Bonn. Der erwartete Durchbruch ist ausgeblieben. Deutschland und Tschechien konnten sich beim Aussenministertreffen auf dem Petersberg bei Bonn in Kernfragen nicht verstaendigen. Themen der Gespraeche waren Wiedergutmachung fuer die Ueberlebende tschechischer NS-Opfer sowie die Haltung Prags zu den vertriebenen Sudetendeutschen. Der tschechische Aussenminister hat heute der deutschen Seite die Schuld am Nichtzustandekommen einer deutsch-tschechischen Aussoehnung gegeben. Er sei letzten Freitag nach Bonn gefahren, um mit Aussenminister Kinkel die gemeinsame Deklaration zu besprechen, die in ihren wesentlichen Formulierungen von den Unterhaendlern auf beiden Seiten abgestimmt worden sei. Doch sei er dort mit einer neuen Forderung der deutschen Seite konfrontiert worden. Welche Forderung das war, dazu wollte er sich nicht aeussern. Es geht immer noch um eine abschliessende politische Bewertung der Vergangenheit vor 50 Jahren, um Nazi-Okkupation und Vertreibung. Die tschechische Regierung erwartet Sicherheit, dass Bonn keine Vermoegens- oder Eigentumsforderungen mehr stellt, wozu die deutsche Seite aber nicht bereit zu sein scheint. Damit sind weiterhin auch eine Entschaedigung der tschechischen Nazi-Opfer und die Einrichtung einer gemeinsamen Stiftung fuer Jugend- und Kulturaustausch blockiert, ueber die in der Deklaration schon Einigkeit herrscht. Der tschechische Aussenminister aeusserte seine Zuversicht, dass die Verhandlungen weitergehen.


Fluechtlingskonferenz in Genf zum Thema Bosnien

Genf. Vertreter von mehr als 40 Staaten und rund 20 Hilfsorganisationen sind heute in Genf zu einer Mammutkonferenz der UN zusammengekommen, um ueber die Zukunft der mehr als 2.5 Millionen bosnischen Fluechtlinge zu diskutieren.

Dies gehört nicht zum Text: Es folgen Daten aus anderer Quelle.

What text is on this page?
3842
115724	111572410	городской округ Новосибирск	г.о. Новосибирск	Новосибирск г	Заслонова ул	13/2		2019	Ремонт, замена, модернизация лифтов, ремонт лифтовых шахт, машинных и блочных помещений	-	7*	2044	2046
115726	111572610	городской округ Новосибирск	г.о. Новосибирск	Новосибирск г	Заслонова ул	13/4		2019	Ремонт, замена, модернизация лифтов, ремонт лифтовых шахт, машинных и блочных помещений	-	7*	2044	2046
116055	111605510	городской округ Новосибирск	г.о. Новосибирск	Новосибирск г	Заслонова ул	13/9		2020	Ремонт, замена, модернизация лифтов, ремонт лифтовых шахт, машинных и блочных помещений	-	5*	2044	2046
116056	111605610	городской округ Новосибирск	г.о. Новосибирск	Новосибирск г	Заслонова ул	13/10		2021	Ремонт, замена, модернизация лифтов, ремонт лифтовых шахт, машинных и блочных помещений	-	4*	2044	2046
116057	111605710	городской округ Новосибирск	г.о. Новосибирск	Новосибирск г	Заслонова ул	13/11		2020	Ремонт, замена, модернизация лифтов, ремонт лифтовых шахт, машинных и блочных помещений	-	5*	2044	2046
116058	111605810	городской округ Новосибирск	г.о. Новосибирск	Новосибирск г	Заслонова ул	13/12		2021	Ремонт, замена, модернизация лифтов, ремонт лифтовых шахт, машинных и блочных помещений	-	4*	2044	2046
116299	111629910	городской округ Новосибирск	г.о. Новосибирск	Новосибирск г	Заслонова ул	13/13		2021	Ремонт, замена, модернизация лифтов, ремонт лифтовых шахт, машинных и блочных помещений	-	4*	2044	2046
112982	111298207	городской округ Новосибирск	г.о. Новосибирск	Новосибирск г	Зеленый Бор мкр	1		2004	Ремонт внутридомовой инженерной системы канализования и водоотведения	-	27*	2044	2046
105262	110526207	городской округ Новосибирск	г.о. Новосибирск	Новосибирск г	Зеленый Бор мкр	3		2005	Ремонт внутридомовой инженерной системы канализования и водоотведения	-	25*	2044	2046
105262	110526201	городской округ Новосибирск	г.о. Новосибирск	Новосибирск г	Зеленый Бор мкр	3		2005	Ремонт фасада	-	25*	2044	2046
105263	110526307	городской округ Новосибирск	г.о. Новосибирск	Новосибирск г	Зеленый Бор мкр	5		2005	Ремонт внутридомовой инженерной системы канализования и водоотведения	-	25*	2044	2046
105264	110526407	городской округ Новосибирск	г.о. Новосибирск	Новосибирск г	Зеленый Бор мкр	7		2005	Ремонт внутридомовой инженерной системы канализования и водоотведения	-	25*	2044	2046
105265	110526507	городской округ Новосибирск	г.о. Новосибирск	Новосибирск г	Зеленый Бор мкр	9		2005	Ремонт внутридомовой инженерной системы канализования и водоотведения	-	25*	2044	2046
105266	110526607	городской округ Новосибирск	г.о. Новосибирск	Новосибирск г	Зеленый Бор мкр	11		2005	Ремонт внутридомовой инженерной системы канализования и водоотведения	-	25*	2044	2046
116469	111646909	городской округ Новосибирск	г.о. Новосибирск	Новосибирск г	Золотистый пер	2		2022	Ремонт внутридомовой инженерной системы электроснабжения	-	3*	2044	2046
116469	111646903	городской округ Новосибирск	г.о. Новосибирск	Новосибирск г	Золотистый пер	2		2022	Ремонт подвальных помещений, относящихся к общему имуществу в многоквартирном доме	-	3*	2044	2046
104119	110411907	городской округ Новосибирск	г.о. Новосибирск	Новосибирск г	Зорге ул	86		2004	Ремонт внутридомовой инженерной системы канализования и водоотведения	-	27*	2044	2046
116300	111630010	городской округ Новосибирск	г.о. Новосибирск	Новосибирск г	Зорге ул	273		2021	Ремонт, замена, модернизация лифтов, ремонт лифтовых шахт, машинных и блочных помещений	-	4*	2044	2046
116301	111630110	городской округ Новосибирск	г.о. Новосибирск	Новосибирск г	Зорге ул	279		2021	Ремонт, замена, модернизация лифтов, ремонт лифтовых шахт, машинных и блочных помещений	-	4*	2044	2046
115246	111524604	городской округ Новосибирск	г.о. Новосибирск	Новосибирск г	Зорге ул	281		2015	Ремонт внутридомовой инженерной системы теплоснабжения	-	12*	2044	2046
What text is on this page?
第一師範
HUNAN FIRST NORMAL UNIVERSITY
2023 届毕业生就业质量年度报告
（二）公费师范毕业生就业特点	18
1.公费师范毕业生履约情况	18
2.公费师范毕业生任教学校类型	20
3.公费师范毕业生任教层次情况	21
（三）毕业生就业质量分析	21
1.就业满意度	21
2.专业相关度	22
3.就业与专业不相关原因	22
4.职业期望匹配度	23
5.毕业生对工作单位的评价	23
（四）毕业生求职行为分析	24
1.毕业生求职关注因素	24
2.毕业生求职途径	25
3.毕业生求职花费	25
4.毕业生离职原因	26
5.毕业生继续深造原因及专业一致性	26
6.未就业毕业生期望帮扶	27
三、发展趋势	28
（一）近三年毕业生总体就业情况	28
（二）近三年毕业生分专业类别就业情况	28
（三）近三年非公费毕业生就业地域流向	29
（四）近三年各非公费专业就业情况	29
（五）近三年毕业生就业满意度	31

Gleich zu Beginn machte die Hochkommissarin fuer Fluechtlinge, Ogatha, klar, was als allererstes passieren muss: die zerstoerten Staedte und Landstriche brauchen dringend Geld fuer den Wiederaufbau. Erst danach koenne an eine schnelle Rueckfuehrung dieser Menschen gedacht werden. Deutschland, das von Bundesinnenminister Kanther vertreten wird, spielt dabei eine herausragende Rolle. Schliesslich lebt in Deutschland etwa die Haelfte der aus Ex-Jugoslawien Vertriebenen. Von ihrem urspruenglichen Plan, die ersten Bosnienfluechtlinge bereits von April an in ihre Heimat zurueckzuschicken sind die deutschen Innenminister inzwischen abgerueckt. Der UNHCR plaediert dafuer, dass zuerst die auf dem Balkan lebenden Fluechtlinge in ihrer Heimat angesiedelt werden, sofern sie dies wuenschen, und erst sehr viel spaeter die rund 700.000 Menschen, die sich in den europaeischen Laendern aufhalten. Der UNHCR geht von einem Zeitraum von mindestens zwei Jahren aus. Das Repatrisierungsprogramm soll mit dem Wiederaufbau Bosniens eng koordiniert werden, das es nach Ansicht des UN-Fluechtlingshilfswerks unzumutbar ist, Menschen in ihre Heimat zu schicken, die kein Dach ueber dem Kopf haben und keine Arbeit.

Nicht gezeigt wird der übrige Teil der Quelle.